De quantas ausências um homem é feito? Quantas destas ausências cabem num caderno? Numa obra?
João Anzanello Carrascoza destrincha as sensibilidades de uma vida cotidiana regada por ausências, dores e pequenas alegrias, epifanias que significam a existência.
Em um tom íntimo, adentramos nas angústias de João (aqui, o personagem) que, aos cinquenta anos, se vê pai pela segunda vez. Para Bia, escreve motivado pelas hesitações e medos do depois.
O que mais impressiona, no entanto, é a inevitabilidade dos afetos que tornam a narrativa tão sensível e delicada; entrega ao leitor um livro difícil de largar e esquecer, demasiado permanente.

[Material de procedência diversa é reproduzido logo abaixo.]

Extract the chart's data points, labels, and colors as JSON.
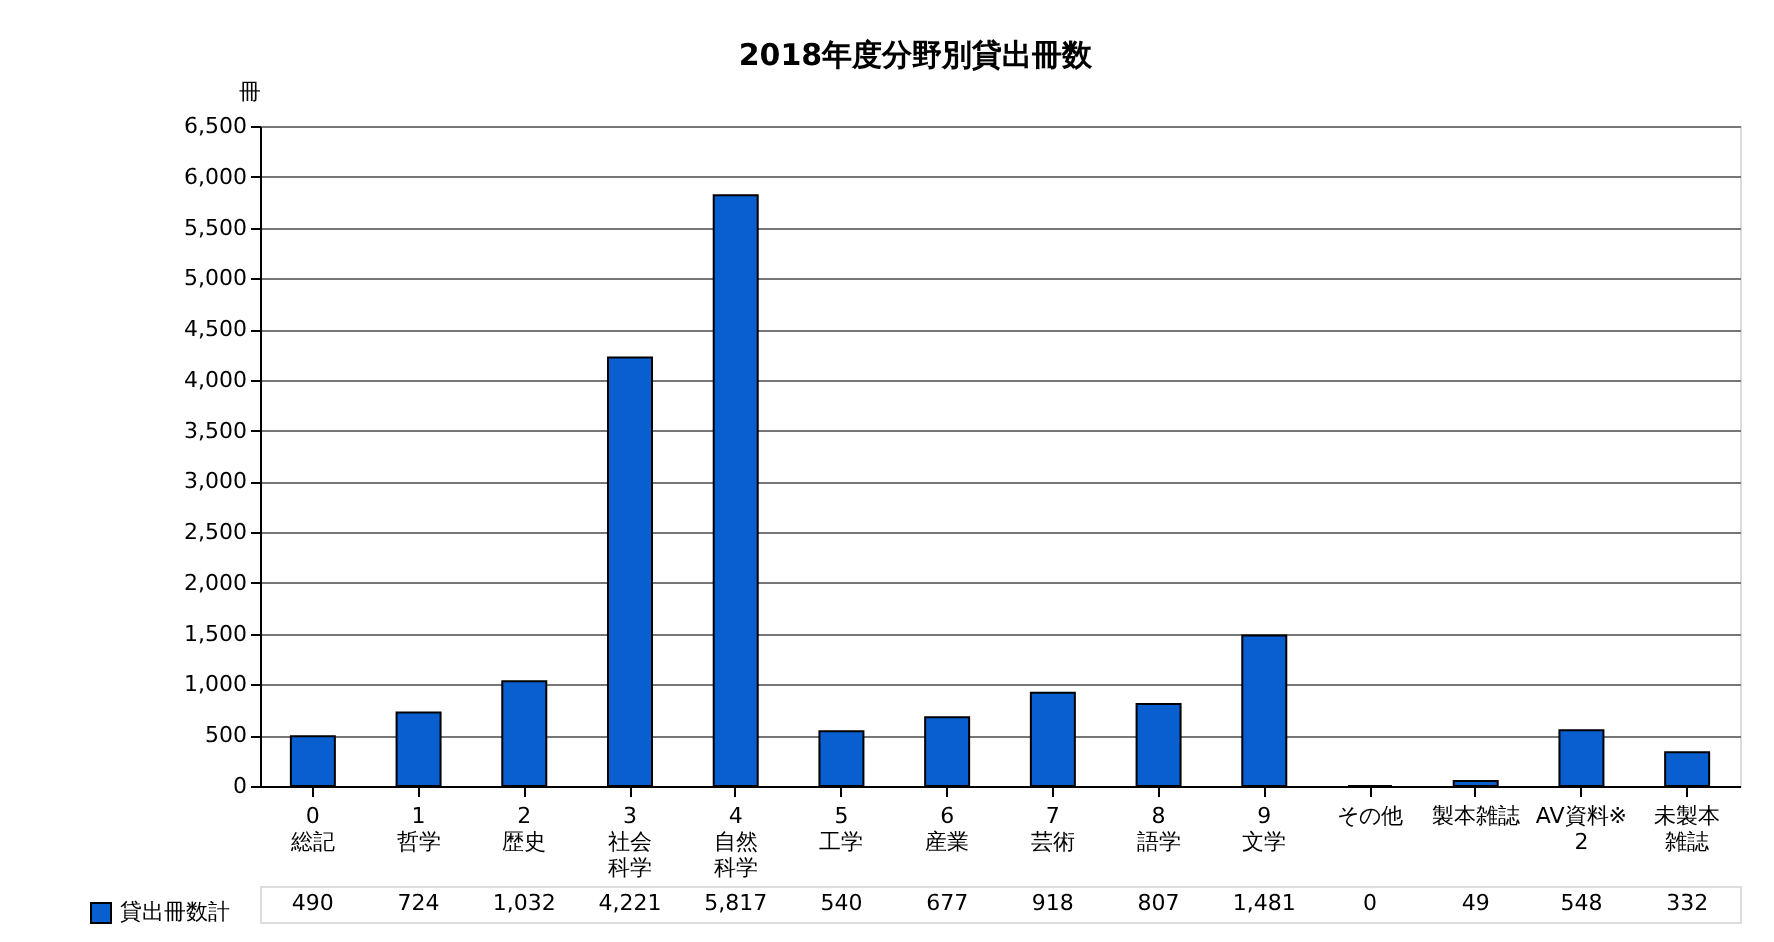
{
  "chart_data": {
    "type": "bar",
    "title": "2018年度分野別貸出冊数",
    "ylabel": "冊",
    "categories": [
      "0\n総記",
      "1\n哲学",
      "2\n歴史",
      "3\n社会科学",
      "4\n自然科学",
      "5\n工学",
      "6\n産業",
      "7\n芸術",
      "8\n語学",
      "9\n文学",
      "その他",
      "製本雑誌",
      "AV資料※\n2",
      "未製本雑誌"
    ],
    "series": [
      {
        "name": "貸出冊数計",
        "color": "#0a5fd0",
        "values": [
          490,
          724,
          1032,
          4221,
          5817,
          540,
          677,
          918,
          807,
          1481,
          0,
          49,
          548,
          332
        ],
        "value_labels": [
          "490",
          "724",
          "1,032",
          "4,221",
          "5,817",
          "540",
          "677",
          "918",
          "807",
          "1,481",
          "0",
          "49",
          "548",
          "332"
        ]
      }
    ],
    "ylim": [
      0,
      6500
    ],
    "yticks": [
      0,
      {
        "value": 500,
        "label": "500"
      },
      {
        "value": 1000,
        "label": "1,000"
      },
      {
        "value": 1500,
        "label": "1,500"
      },
      {
        "value": 2000,
        "label": "2,000"
      },
      {
        "value": 2500,
        "label": "2,500"
      },
      {
        "value": 3000,
        "label": "3,000"
      },
      {
        "value": 3500,
        "label": "3,500"
      },
      {
        "value": 4000,
        "label": "4,000"
      },
      {
        "value": 4500,
        "label": "4,500"
      },
      {
        "value": 5000,
        "label": "5,000"
      },
      {
        "value": 5500,
        "label": "5,500"
      },
      {
        "value": 6000,
        "label": "6,000"
      },
      {
        "value": 6500,
        "label": "6,500"
      }
    ],
    "grid": "y",
    "legend": "bottom left"
  }
}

A prosa poética de Carrasoza não se poupa às metáforas, à musicalidade, ao olhar pra qualquer pequeno aspecto como um potencial reflexivo gigantesco - sem exagerá-lo. As memórias são puxadas pelo narrador como um fio que tece, página a página, uma vida futura que acontece no presente.

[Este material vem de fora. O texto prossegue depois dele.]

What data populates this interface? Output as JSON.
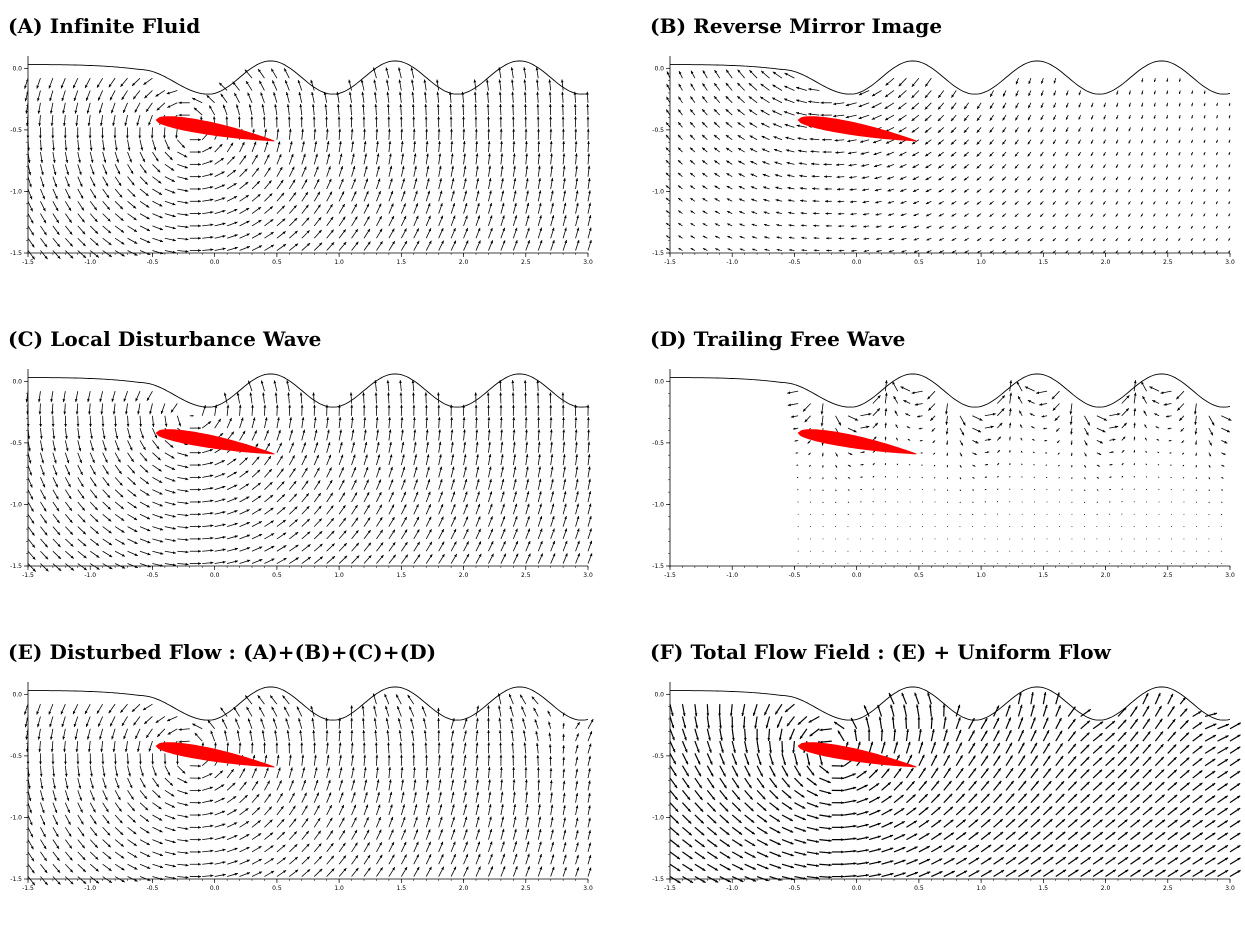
{
  "chart_data": [
    {
      "type": "quiver",
      "title": "(A) Infinite Fluid",
      "xlabel": "",
      "ylabel": "",
      "xlim": [
        -1.5,
        3.0
      ],
      "ylim": [
        -1.5,
        0.1
      ],
      "x_ticks": [
        "-1.5",
        "-1.0",
        "-0.5",
        "0.0",
        "0.5",
        "1.0",
        "1.5",
        "2.0",
        "2.5",
        "3.0"
      ],
      "y_ticks": [
        "0.0",
        "-0.5",
        "-1.0",
        "-1.5"
      ],
      "components": [
        "vortex",
        "fill_below"
      ],
      "field_min_x": -1.5,
      "vortex_strength": 0.35,
      "arrow_scale": 1.0,
      "grid": false,
      "foil": {
        "leading_edge": [
          -0.47,
          -0.42
        ],
        "trailing_edge": [
          0.48,
          -0.59
        ],
        "color": "#ff0000"
      }
    },
    {
      "type": "quiver",
      "title": "(B) Reverse Mirror Image",
      "xlabel": "",
      "ylabel": "",
      "xlim": [
        -1.5,
        3.0
      ],
      "ylim": [
        -1.5,
        0.1
      ],
      "x_ticks": [
        "-1.5",
        "-1.0",
        "-0.5",
        "0.0",
        "0.5",
        "1.0",
        "1.5",
        "2.0",
        "2.5",
        "3.0"
      ],
      "y_ticks": [
        "0.0",
        "-0.5",
        "-1.0",
        "-1.5"
      ],
      "components": [
        "mirror"
      ],
      "field_min_x": -1.5,
      "vortex_strength": 0.35,
      "arrow_scale": 1.0,
      "grid": false,
      "foil": {
        "leading_edge": [
          -0.47,
          -0.42
        ],
        "trailing_edge": [
          0.48,
          -0.59
        ],
        "color": "#ff0000"
      }
    },
    {
      "type": "quiver",
      "title": "(C) Local Disturbance Wave",
      "xlabel": "",
      "ylabel": "",
      "xlim": [
        -1.5,
        3.0
      ],
      "ylim": [
        -1.5,
        0.1
      ],
      "x_ticks": [
        "-1.5",
        "-1.0",
        "-0.5",
        "0.0",
        "0.5",
        "1.0",
        "1.5",
        "2.0",
        "2.5",
        "3.0"
      ],
      "y_ticks": [
        "0.0",
        "-0.5",
        "-1.0",
        "-1.5"
      ],
      "components": [
        "local"
      ],
      "field_min_x": -1.5,
      "vortex_strength": 0.35,
      "arrow_scale": 1.0,
      "grid": false,
      "foil": {
        "leading_edge": [
          -0.47,
          -0.42
        ],
        "trailing_edge": [
          0.48,
          -0.59
        ],
        "color": "#ff0000"
      }
    },
    {
      "type": "quiver",
      "title": "(D) Trailing Free Wave",
      "xlabel": "",
      "ylabel": "",
      "xlim": [
        -1.5,
        3.0
      ],
      "ylim": [
        -1.5,
        0.1
      ],
      "x_ticks": [
        "-1.5",
        "-1.0",
        "-0.5",
        "0.0",
        "0.5",
        "1.0",
        "1.5",
        "2.0",
        "2.5",
        "3.0"
      ],
      "y_ticks": [
        "0.0",
        "-0.5",
        "-1.0",
        "-1.5"
      ],
      "components": [
        "free"
      ],
      "field_min_x": -0.47,
      "vortex_strength": 0.35,
      "arrow_scale": 1.0,
      "grid": false,
      "foil": {
        "leading_edge": [
          -0.47,
          -0.42
        ],
        "trailing_edge": [
          0.48,
          -0.59
        ],
        "color": "#ff0000"
      }
    },
    {
      "type": "quiver",
      "title": "(E) Disturbed Flow : (A)+(B)+(C)+(D)",
      "xlabel": "",
      "ylabel": "",
      "xlim": [
        -1.5,
        3.0
      ],
      "ylim": [
        -1.5,
        0.1
      ],
      "x_ticks": [
        "-1.5",
        "-1.0",
        "-0.5",
        "0.0",
        "0.5",
        "1.0",
        "1.5",
        "2.0",
        "2.5",
        "3.0"
      ],
      "y_ticks": [
        "0.0",
        "-0.5",
        "-1.0",
        "-1.5"
      ],
      "components": [
        "sum"
      ],
      "field_min_x": -1.5,
      "vortex_strength": 0.35,
      "arrow_scale": 1.0,
      "grid": false,
      "foil": {
        "leading_edge": [
          -0.47,
          -0.42
        ],
        "trailing_edge": [
          0.48,
          -0.59
        ],
        "color": "#ff0000"
      }
    },
    {
      "type": "quiver",
      "title": "(F) Total Flow Field : (E) + Uniform Flow",
      "xlabel": "",
      "ylabel": "",
      "xlim": [
        -1.5,
        3.0
      ],
      "ylim": [
        -1.5,
        0.1
      ],
      "x_ticks": [
        "-1.5",
        "-1.0",
        "-0.5",
        "0.0",
        "0.5",
        "1.0",
        "1.5",
        "2.0",
        "2.5",
        "3.0"
      ],
      "y_ticks": [
        "0.0",
        "-0.5",
        "-1.0",
        "-1.5"
      ],
      "components": [
        "sum",
        "uniform"
      ],
      "field_min_x": -1.5,
      "vortex_strength": 0.35,
      "uniform_flow": 0.1,
      "arrow_scale": 0.9,
      "grid": false,
      "foil": {
        "leading_edge": [
          -0.47,
          -0.42
        ],
        "trailing_edge": [
          0.48,
          -0.59
        ],
        "color": "#ff0000"
      }
    }
  ]
}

E por ser tão presente e urgente, por ser um rio fundo, é que coloca o leitor, de certa forma, no centro desse conflito, tornando também família; como se, pelo milésimo de segundo que o livro demora pra acontecer, nos tornássemos parte João e parte Bia. Parte nós mesmos.
Neste segundo romance, a estrutura formal continua a ser a principal pesquisa literária do autor. Como o título traz, o narrador desta história, um homem de cinquenta e tantos anos, escreve em um caderno anotações de vida para sua filha recém-nascida, Beatriz. Temeroso de que não acompanhará a maturidade da filha, uma vez que a diferença de idade é muito grande, o homem se põe a narrar a história da família entremeando por impressões filosóficas e poéticas sobre a trajetória de uma vida. A intenção do pai, porém, não é mostrar uma verdade, mas sim a delicadeza - "e eu só sei, Bia, que, em breve, não estaremos mais aqui, e, enquanto estivermos, eu quero, humildemente, te ensinar umas artes que aprendi, colher a miudeza de cada instante, como se colhe o arroz nos campos, cozinhá-la em fogo brando, e, depois, fazer com ela um banquete". Mas mesmo essas palavras, que compõem pequenos trechos escritos ao longo do primeiro ano de vida da criança, não são suficientes para satisfazer o pai - "eu ia te contar o segredo do universo como quem sussurra uma canção de ninar, mas eu não posso, filha, eu só posso te garantir, agora que chegastes, a certeza da despedida". No texto deste "caderno", o leitor pode acompanhar também a inquietação do pai, ao longo de um ano, pela saúde da mãe de Bia, que vive doente e requer cuidados tanto quanto a criança. O leitor irá reparar que o texto diagramado apresenta espaços em branco ao estilo de Dos Passos - além de expressarem os vazios que a ausência já ocupa, são hesitações deste pai ao tentar escrever a educação sentimental para a filha.